Biotransformation of Toxicants

Virtually all chemicals that are ingested by animals undergo some chemical change or biotransformation. The biotransformation of chemicals generally leads to the formation of more polar metabolites that are more readily excreted. There are two types of biotransformation pathways, called phase I and phase II reactions. Phase I reactions include oxidations, reductions, and hydrolyses. Phase II reactions involve the conjugation of chemicals with hydrophilic moieties such as glutathione, glucuronides, sulfate, or amino acids. This chapter will provide an overview of the phase I and phase II reactions of toxic chemicals and discuss some of the important factors that can affect these reactions. Biotransformation modulates the biological effects of drugs and chemicals.
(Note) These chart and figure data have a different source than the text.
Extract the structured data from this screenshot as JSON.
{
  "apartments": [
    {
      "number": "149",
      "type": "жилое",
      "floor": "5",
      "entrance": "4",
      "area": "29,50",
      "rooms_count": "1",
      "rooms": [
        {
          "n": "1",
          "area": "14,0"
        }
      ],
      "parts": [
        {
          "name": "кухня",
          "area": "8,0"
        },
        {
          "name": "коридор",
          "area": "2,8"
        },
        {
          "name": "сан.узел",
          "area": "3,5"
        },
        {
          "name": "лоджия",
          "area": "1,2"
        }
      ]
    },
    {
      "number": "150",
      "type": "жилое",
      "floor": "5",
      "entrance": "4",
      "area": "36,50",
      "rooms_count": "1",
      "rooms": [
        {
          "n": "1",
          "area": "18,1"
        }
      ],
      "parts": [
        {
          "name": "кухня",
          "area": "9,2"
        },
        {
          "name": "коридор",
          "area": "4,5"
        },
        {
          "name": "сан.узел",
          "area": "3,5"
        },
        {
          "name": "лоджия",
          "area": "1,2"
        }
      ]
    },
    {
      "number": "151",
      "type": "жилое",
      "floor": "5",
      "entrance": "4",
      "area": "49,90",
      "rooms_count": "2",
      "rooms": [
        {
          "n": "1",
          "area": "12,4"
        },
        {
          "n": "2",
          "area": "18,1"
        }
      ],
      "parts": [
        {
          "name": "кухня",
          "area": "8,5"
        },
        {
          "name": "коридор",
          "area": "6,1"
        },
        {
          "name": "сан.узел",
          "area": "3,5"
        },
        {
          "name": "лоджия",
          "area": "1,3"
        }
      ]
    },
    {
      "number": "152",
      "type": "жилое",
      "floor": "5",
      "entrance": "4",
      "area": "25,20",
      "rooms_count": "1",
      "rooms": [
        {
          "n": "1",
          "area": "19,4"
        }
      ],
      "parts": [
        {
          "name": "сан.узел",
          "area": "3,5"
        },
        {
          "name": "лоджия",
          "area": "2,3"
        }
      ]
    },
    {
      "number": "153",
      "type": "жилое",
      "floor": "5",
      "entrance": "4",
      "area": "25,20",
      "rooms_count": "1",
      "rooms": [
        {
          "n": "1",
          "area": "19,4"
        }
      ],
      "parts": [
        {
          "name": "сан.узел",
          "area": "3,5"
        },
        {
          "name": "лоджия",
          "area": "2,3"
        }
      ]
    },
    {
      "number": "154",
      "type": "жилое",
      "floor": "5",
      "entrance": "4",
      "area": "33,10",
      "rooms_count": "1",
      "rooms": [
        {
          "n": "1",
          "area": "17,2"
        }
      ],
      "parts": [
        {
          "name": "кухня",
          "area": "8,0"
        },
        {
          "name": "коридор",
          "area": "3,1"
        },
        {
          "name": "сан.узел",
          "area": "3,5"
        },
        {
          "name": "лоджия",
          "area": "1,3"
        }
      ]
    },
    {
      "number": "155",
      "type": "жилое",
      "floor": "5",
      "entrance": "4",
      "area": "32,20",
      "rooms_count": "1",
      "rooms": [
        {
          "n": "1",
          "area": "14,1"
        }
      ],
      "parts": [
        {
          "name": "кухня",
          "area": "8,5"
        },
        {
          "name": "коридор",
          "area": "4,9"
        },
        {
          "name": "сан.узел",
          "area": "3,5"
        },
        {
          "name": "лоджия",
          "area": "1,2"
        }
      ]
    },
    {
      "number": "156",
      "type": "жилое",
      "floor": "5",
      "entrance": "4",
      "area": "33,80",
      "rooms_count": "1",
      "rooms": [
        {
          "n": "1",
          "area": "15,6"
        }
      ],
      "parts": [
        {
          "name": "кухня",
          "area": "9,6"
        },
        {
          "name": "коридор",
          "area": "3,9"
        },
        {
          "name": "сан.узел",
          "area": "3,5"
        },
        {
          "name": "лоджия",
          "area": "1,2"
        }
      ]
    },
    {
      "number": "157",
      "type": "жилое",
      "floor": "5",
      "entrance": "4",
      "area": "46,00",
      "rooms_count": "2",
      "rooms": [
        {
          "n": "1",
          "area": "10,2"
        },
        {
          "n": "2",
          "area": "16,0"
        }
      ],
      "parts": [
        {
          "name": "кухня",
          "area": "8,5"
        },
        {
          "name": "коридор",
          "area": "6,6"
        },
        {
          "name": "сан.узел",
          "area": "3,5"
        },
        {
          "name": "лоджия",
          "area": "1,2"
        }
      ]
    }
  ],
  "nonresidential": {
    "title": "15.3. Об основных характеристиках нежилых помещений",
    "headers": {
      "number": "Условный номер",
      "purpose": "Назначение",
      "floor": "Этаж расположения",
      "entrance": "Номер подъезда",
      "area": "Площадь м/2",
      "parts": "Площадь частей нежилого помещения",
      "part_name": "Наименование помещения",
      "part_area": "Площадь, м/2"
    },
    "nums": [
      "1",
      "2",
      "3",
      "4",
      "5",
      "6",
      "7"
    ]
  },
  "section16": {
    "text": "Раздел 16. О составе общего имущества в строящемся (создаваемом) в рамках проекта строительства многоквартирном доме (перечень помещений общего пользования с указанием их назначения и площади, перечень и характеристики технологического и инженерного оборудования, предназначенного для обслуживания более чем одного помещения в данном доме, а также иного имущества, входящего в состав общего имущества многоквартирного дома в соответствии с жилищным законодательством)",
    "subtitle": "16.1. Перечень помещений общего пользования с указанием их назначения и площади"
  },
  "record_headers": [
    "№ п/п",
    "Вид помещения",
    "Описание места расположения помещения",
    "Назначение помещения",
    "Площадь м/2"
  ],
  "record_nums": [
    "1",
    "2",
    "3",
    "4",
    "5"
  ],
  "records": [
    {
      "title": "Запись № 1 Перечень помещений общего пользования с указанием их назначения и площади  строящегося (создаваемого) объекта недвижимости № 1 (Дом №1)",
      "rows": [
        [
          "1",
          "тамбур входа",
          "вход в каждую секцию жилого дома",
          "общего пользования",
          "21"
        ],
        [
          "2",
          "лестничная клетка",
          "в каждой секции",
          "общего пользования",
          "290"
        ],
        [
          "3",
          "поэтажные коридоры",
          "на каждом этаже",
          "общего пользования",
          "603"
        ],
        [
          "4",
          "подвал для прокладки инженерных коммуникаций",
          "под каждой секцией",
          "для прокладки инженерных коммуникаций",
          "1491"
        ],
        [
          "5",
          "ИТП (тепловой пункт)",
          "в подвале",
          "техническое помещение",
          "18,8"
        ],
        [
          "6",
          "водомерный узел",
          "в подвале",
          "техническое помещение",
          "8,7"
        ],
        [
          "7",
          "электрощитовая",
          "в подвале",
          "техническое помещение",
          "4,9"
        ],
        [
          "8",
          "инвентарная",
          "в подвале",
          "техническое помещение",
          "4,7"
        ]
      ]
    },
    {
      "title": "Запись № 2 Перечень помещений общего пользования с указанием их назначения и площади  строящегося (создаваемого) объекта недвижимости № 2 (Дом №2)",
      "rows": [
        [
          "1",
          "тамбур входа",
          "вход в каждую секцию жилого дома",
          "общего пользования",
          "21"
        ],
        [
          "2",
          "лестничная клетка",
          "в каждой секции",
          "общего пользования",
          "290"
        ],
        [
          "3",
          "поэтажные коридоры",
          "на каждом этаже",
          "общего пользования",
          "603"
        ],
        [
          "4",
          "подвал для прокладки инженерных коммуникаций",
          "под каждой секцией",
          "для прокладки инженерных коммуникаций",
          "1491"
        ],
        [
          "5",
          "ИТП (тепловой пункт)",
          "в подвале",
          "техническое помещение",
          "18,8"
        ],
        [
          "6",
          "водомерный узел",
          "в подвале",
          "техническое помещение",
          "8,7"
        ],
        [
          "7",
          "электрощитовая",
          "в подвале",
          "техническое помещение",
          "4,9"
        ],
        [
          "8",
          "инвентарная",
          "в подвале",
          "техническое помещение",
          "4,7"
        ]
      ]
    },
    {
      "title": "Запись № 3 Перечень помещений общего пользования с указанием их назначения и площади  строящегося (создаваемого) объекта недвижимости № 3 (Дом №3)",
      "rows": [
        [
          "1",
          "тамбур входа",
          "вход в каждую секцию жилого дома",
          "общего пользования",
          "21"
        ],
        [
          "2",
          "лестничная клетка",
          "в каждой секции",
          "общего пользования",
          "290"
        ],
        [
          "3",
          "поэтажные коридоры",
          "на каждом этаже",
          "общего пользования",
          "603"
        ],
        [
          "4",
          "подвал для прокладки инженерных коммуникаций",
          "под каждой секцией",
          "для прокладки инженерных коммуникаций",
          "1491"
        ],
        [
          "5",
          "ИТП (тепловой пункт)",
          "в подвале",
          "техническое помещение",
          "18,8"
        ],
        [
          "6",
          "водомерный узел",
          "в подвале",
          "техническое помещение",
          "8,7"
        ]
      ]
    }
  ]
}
Coadministration of two chemicals can result in exaggerated biological effects due to modulation of the metabolism of one compound by the other. These modulations can occur by inhibition of the biotransformation of the chemical or by induction of an increase in the enzyme system that metabolizes the chemical. Understanding the properties of the enzymes that catalyze biotransformation reactions is important for accurately predicting the outcomes of chemical metabolism and for effectively diagnosing the causes of adverse biological effects due to chemicals. Most enzymes behave in a systematic and predictable manner catalytically and kinetically. Phase I oxidations and reductions are primarily catalyzed by the cytochromes P450 and flavin-containing monooxygensases. Important phase II enzymes include glutathione S-transferase, glucuronosyl transferase, sulfotransferase, and acetyltransferase. Although the liver is the major site of xenobiotic bioactivation, extrahepatic metabolism plays a critical role in target organ toxicity. Various factors can modulate metabolism including enzyme induction, enzyme inhibition, diet, disease state, age, and gender. Polymorphisms have been identified in many of the enzymes involved in biotransformation. Therefore, it is extremely important to account for the potential effects of interindividual differences in xenobiotic metabolism on chemical toxicity in humans.